Mobile manipulators are increasingly deployed in human-centered environments to perform tasks. While completing such tasks, they should also be able to communicate their intent to the people around them using expressive robot behaviors. Prior work on expressive robot behaviors has used preprogrammed or learning-from-demonstration- based expressive motions and large language model generated high-level interactions. The majority of these existing approaches have not considered human-robot interactions (HRI) where users may interrupt, modify, or redirect a robot's actions during task execution.

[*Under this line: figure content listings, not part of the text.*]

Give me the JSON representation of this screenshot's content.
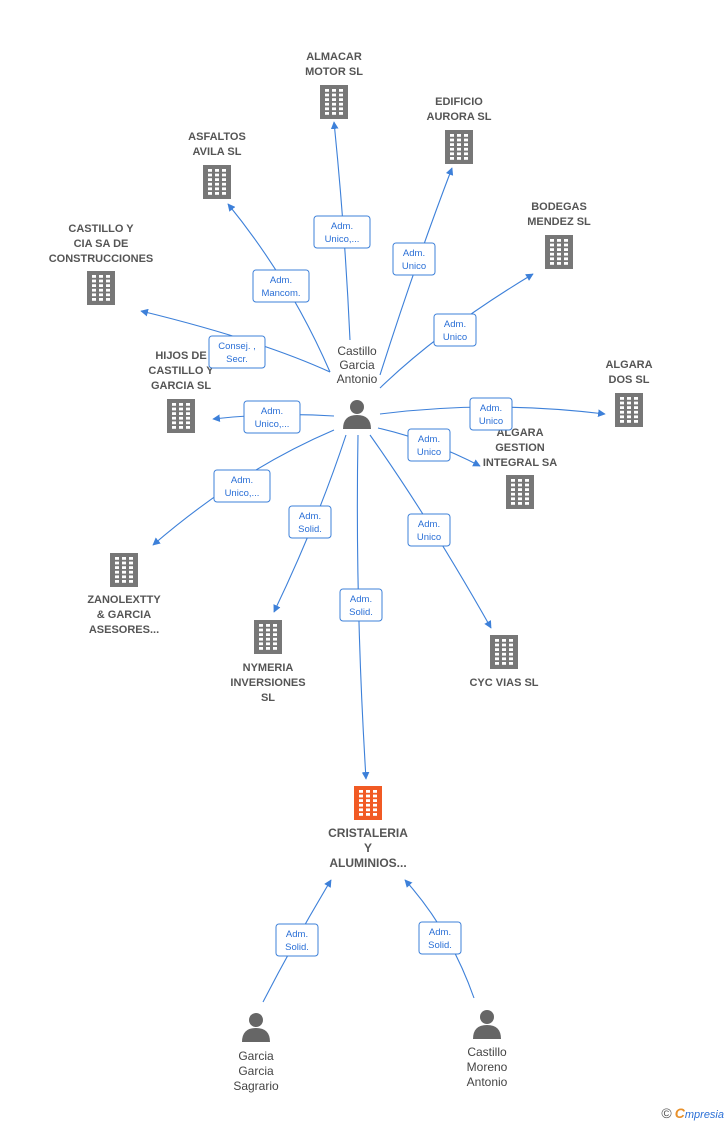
{
  "colors": {
    "edge": "#3d80d9",
    "building": "#777777",
    "building_main": "#f15a24",
    "person": "#666666",
    "label_border": "#3d80d9"
  },
  "center": {
    "name_lines": [
      "Castillo",
      "Garcia",
      "Antonio"
    ]
  },
  "companies": [
    {
      "id": "almacar",
      "lines": [
        "ALMACAR",
        "MOTOR  SL"
      ]
    },
    {
      "id": "edificio",
      "lines": [
        "EDIFICIO",
        "AURORA SL"
      ]
    },
    {
      "id": "asfaltos",
      "lines": [
        "ASFALTOS",
        "AVILA  SL"
      ]
    },
    {
      "id": "bodegas",
      "lines": [
        "BODEGAS",
        "MENDEZ SL"
      ]
    },
    {
      "id": "castillo-cia",
      "lines": [
        "CASTILLO Y",
        "CIA SA DE",
        "CONSTRUCCIONES"
      ]
    },
    {
      "id": "algara-dos",
      "lines": [
        "ALGARA",
        "DOS SL"
      ]
    },
    {
      "id": "hijos",
      "lines": [
        "HIJOS DE",
        "CASTILLO Y",
        "GARCIA  SL"
      ]
    },
    {
      "id": "algara-gestion",
      "lines": [
        "ALGARA",
        "GESTION",
        "INTEGRAL SA"
      ]
    },
    {
      "id": "zanolextty",
      "lines": [
        "ZANOLEXTTY",
        "& GARCIA",
        "ASESORES..."
      ]
    },
    {
      "id": "nymeria",
      "lines": [
        "NYMERIA",
        "INVERSIONES",
        "SL"
      ]
    },
    {
      "id": "cyc",
      "lines": [
        "CYC VIAS SL"
      ]
    },
    {
      "id": "cristaleria",
      "lines": [
        "CRISTALERIA",
        "Y",
        "ALUMINIOS..."
      ],
      "main": true
    }
  ],
  "persons": [
    {
      "id": "garcia-sagrario",
      "lines": [
        "Garcia",
        "Garcia",
        "Sagrario"
      ]
    },
    {
      "id": "castillo-moreno",
      "lines": [
        "Castillo",
        "Moreno",
        "Antonio"
      ]
    }
  ],
  "relations": [
    {
      "to": "almacar",
      "lines": [
        "Adm.",
        "Unico,..."
      ]
    },
    {
      "to": "edificio",
      "lines": [
        "Adm.",
        "Unico"
      ]
    },
    {
      "to": "asfaltos",
      "lines": [
        "Adm.",
        "Mancom."
      ]
    },
    {
      "to": "bodegas",
      "lines": [
        "Adm.",
        "Unico"
      ]
    },
    {
      "to": "castillo-cia",
      "lines": [
        "Consej. ,",
        "Secr."
      ]
    },
    {
      "to": "algara-dos",
      "lines": [
        "Adm.",
        "Unico"
      ]
    },
    {
      "to": "hijos",
      "lines": [
        "Adm.",
        "Unico,..."
      ]
    },
    {
      "to": "algara-gestion",
      "lines": [
        "Adm.",
        "Unico"
      ]
    },
    {
      "to": "zanolextty",
      "lines": [
        "Adm.",
        "Unico,..."
      ]
    },
    {
      "to": "nymeria",
      "lines": [
        "Adm.",
        "Solid."
      ]
    },
    {
      "to": "cyc",
      "lines": [
        "Adm.",
        "Unico"
      ]
    },
    {
      "to": "cristaleria",
      "lines": [
        "Adm.",
        "Solid."
      ]
    },
    {
      "from": "garcia-sagrario",
      "to": "cristaleria",
      "lines": [
        "Adm.",
        "Solid."
      ]
    },
    {
      "from": "castillo-moreno",
      "to": "cristaleria",
      "lines": [
        "Adm.",
        "Solid."
      ]
    }
  ],
  "footer": {
    "copyright": "©",
    "brand_first": "C",
    "brand_rest": "mpresia"
  }
}
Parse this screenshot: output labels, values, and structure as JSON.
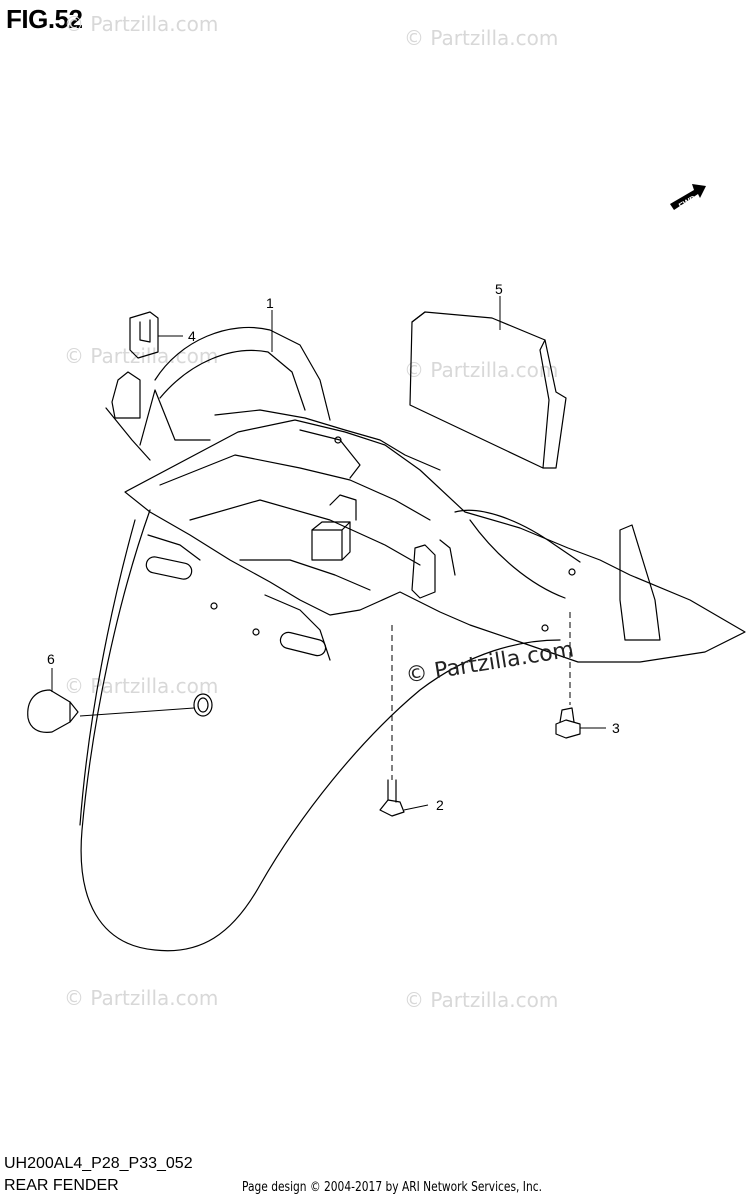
{
  "figure": {
    "title": "FIG.52",
    "part_code": "UH200AL4_P28_P33_052",
    "part_name": "REAR FENDER",
    "credit": "Page design © 2004-2017 by ARI Network Services, Inc."
  },
  "watermark": {
    "text": "© Partzilla.com",
    "main_text": "© Partzilla.com"
  },
  "direction_badge": {
    "label": "FWD"
  },
  "callouts": [
    {
      "number": "1"
    },
    {
      "number": "2"
    },
    {
      "number": "3"
    },
    {
      "number": "4"
    },
    {
      "number": "5"
    },
    {
      "number": "6"
    }
  ],
  "colors": {
    "line": "#000000",
    "watermark": "#d8d8d8"
  }
}
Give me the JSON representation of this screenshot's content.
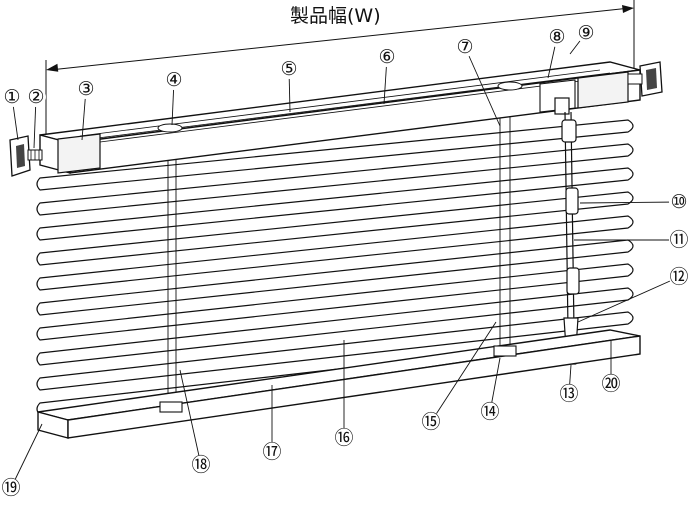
{
  "dimension": {
    "label": "製品幅(W)"
  },
  "callouts": [
    {
      "id": "c1",
      "label": "①"
    },
    {
      "id": "c2",
      "label": "②"
    },
    {
      "id": "c3",
      "label": "③"
    },
    {
      "id": "c4",
      "label": "④"
    },
    {
      "id": "c5",
      "label": "⑤"
    },
    {
      "id": "c6",
      "label": "⑥"
    },
    {
      "id": "c7",
      "label": "⑦"
    },
    {
      "id": "c8",
      "label": "⑧"
    },
    {
      "id": "c9",
      "label": "⑨"
    },
    {
      "id": "c10",
      "label": "⑩"
    },
    {
      "id": "c11",
      "label": "⑪"
    },
    {
      "id": "c12",
      "label": "⑫"
    },
    {
      "id": "c13",
      "label": "⑬"
    },
    {
      "id": "c14",
      "label": "⑭"
    },
    {
      "id": "c15",
      "label": "⑮"
    },
    {
      "id": "c16",
      "label": "⑯"
    },
    {
      "id": "c17",
      "label": "⑰"
    },
    {
      "id": "c18",
      "label": "⑱"
    },
    {
      "id": "c19",
      "label": "⑲"
    },
    {
      "id": "c20",
      "label": "⑳"
    }
  ]
}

In this paper, we develop the novel ExpressMM framework that integrates a high-level language-guided planner based on a vision-language model for perception and conversational reasoning with a low-level vision-language-action policy to generate expressive robot behaviors during collaborative HRI tasks. Furthermore, ExpressMM supports interruptible interactions to accommodate updated or redirecting instructions by users. We demonstrate ExpressMM on a mobile manipulator assisting a human in a collaborative assembly scenario and conduct audience-based evaluation of live HRI demonstrations. Questionnaire results show that the ExpressMM-enabled expressive behaviors helped observers clearly interpret the robot's actions and intentions while supporting socially appropriate and understandable interactions. Participants also reported that the robot was useful for collaborative tasks and behaved in a predictable and safe manner during the demonstrations, fostering positive perceptions of the robot's usefulness, safety, and predictability during the collaborative tasks.